Despite the state’s super-religious reputation, there has always been a tolerance for sexual misdemeanors on the part of elected officials. Charlie Wilson, the U.S. representative from the Second District, in East Texas, one of the most conservative parts of the state, was a drunk, a drug user, and the most energetic playboy on Capitol Hill, who enjoyed lounging in hot tubs with showgirls and cocaine. He was elected to twelve terms.
The tolerance for sexual liberty didn’t extend to Richards, however. She had surrounded herself with a coterie of very powerful women, which led to countless innuendos and slurs about her sexual orientation. She complained to a lobbyist I know, “I could be fucking Charlie Wilson on Sam Houston’s bed, and they’d still call me a lesbian.”
Richards’s loss, in 1994, after a single term, to George W. Bush, marked the end of the Democratic Party as a force of any consequence in the state.
This obsession with California really puzzles me. I play keyboards in a blues band, WhoDo, and our drummer has a sticker on his kit saying Stop Californication of Texas Music. The mayor of Austin, Steve Adler, a Democrat, warned that if our city stays on its current path, “we’ll end up like San Francisco,” with out-of-control housing costs. The newspapers often feature gloating stories about how many Californians are fleeing to Texas (eight per day to Austin alone), as an indication of the vast superiority of the Texas way of life; but if Texas could snatch away Hollywood, San Francisco, Silicon Valley, the California university system, the climate, the mountains, and the celebrities, I think the state would put up with a few more plastic-bag bans.
I love being in California for many reasons, but as a Texan I sometimes bridle at the elite disdain and raw contempt that Californians express toward my state. They reverse the sentiments you hear in Texas, like Greg Abbott speaking into a mirror. Historically, the two states act as a political seesaw. Texas was as blue as the cloudless sky in the first half of the twentieth century, when California was as red as a beet. The defining political figures of our time—Lyndon Johnson and Ronald Reagan—emerged from these opposing political climates, shaping the country and changing the world. The fact that America can contain two such assertive, contrary forces as Texas and California is a testament to our political dynamism, but more and more I feel that America is being compelled to make a choice between the models these states embody. Under the Trump administration, Texas is clearly the winning archetype. The wave of conservatism that has rolled through so many statehouses and the three branches of the federal government makes the entire country look a lot more like Texas.

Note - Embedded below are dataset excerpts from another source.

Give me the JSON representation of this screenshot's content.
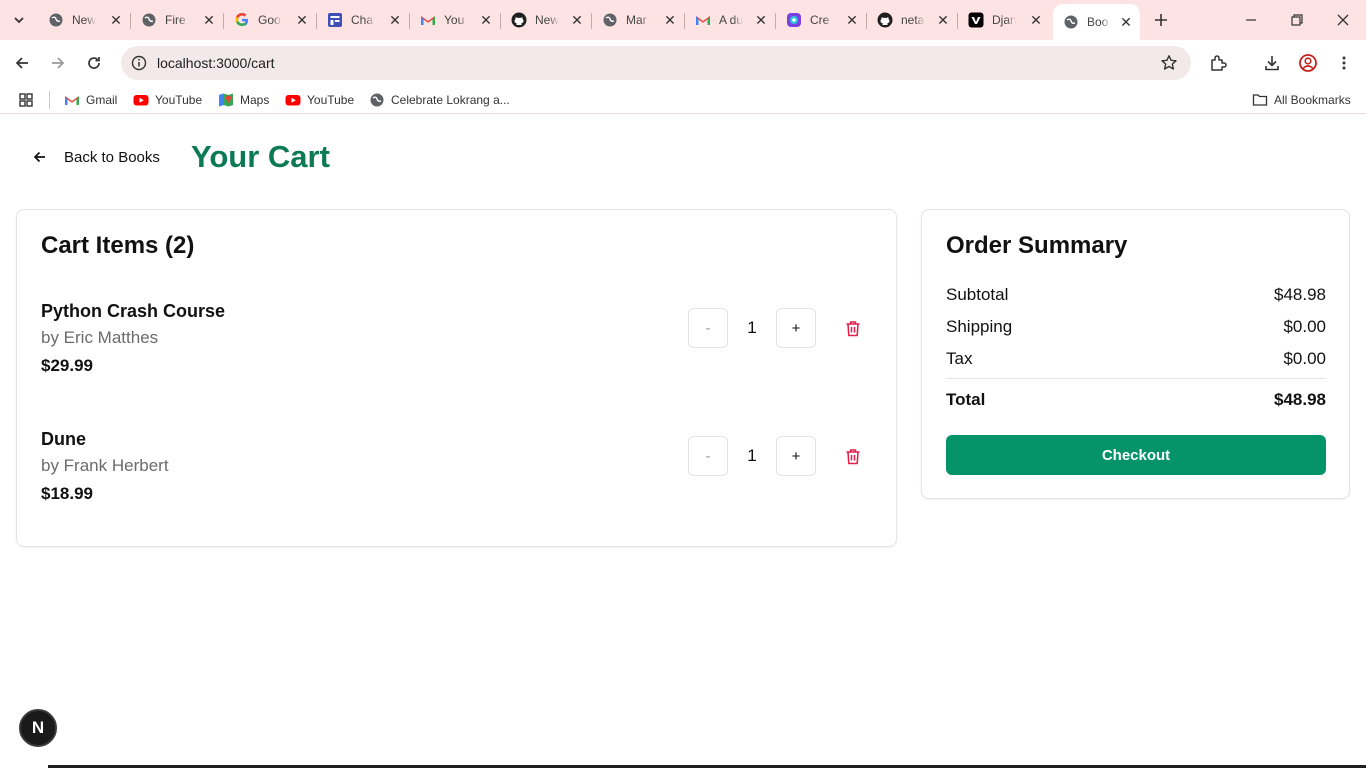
{
  "browser": {
    "tabs": [
      {
        "title": "New",
        "icon": "globe-icon"
      },
      {
        "title": "Fire",
        "icon": "globe-icon"
      },
      {
        "title": "Goo",
        "icon": "google-icon"
      },
      {
        "title": "Cha",
        "icon": "form-icon"
      },
      {
        "title": "You",
        "icon": "gmail-icon"
      },
      {
        "title": "New",
        "icon": "github-icon"
      },
      {
        "title": "Mar",
        "icon": "globe-icon"
      },
      {
        "title": "A du",
        "icon": "gmail-icon"
      },
      {
        "title": "Cre",
        "icon": "canva-icon"
      },
      {
        "title": "neta",
        "icon": "github-icon"
      },
      {
        "title": "Djan",
        "icon": "vercel-icon"
      },
      {
        "title": "Boo",
        "icon": "globe-icon",
        "active": true
      }
    ],
    "url": "localhost:3000/cart",
    "bookmarks": [
      {
        "label": "Gmail",
        "icon": "gmail-icon"
      },
      {
        "label": "YouTube",
        "icon": "youtube-icon"
      },
      {
        "label": "Maps",
        "icon": "maps-icon"
      },
      {
        "label": "YouTube",
        "icon": "youtube-icon"
      },
      {
        "label": "Celebrate Lokrang a...",
        "icon": "globe-icon"
      }
    ],
    "all_bookmarks": "All Bookmarks"
  },
  "page": {
    "back_label": "Back to Books",
    "title": "Your Cart",
    "accent_color": "#0c7a55",
    "button_color": "#05936a",
    "danger_color": "#e11d48"
  },
  "cart": {
    "heading": "Cart Items (2)",
    "minus_label": "-",
    "plus_label": "+",
    "items": [
      {
        "title": "Python Crash Course",
        "author": "by Eric Matthes",
        "price": "$29.99",
        "quantity": "1"
      },
      {
        "title": "Dune",
        "author": "by Frank Herbert",
        "price": "$18.99",
        "quantity": "1"
      }
    ]
  },
  "summary": {
    "heading": "Order Summary",
    "subtotal_label": "Subtotal",
    "subtotal_value": "$48.98",
    "shipping_label": "Shipping",
    "shipping_value": "$0.00",
    "tax_label": "Tax",
    "tax_value": "$0.00",
    "total_label": "Total",
    "total_value": "$48.98",
    "checkout_label": "Checkout"
  },
  "dev_badge": {
    "letter": "N"
  }
}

It’s not just the politics; the mentality and lifestyles of Texas and California are foreign to each other. They are alike, however, in their conformity. I had a liberal friend who moved from Texas to California. A few years later, I asked her what living there was like. “It’s confusing,” she said. “I’ve never lived in a place where everybody agrees with me.”
In 2013, I had a play,
Fallaci,
produced at the Berkeley Repertory Theatre. Berkeley and Austin are often thought to be political cognates—Austin being the “Berkeley of Texas.” I think this is a stretch. Once, while I was walking to rehearsals in Berkeley, I passed a woman who had an energetic Chihuahua on a leash. The dog’s paws were skittering all over the pavement as it strained to race ahead. As I passed by, the woman was instructing the Chihuahua, “Moderation, moderation.”
In Austin, we don’t have such high expectations of Chihuahuas.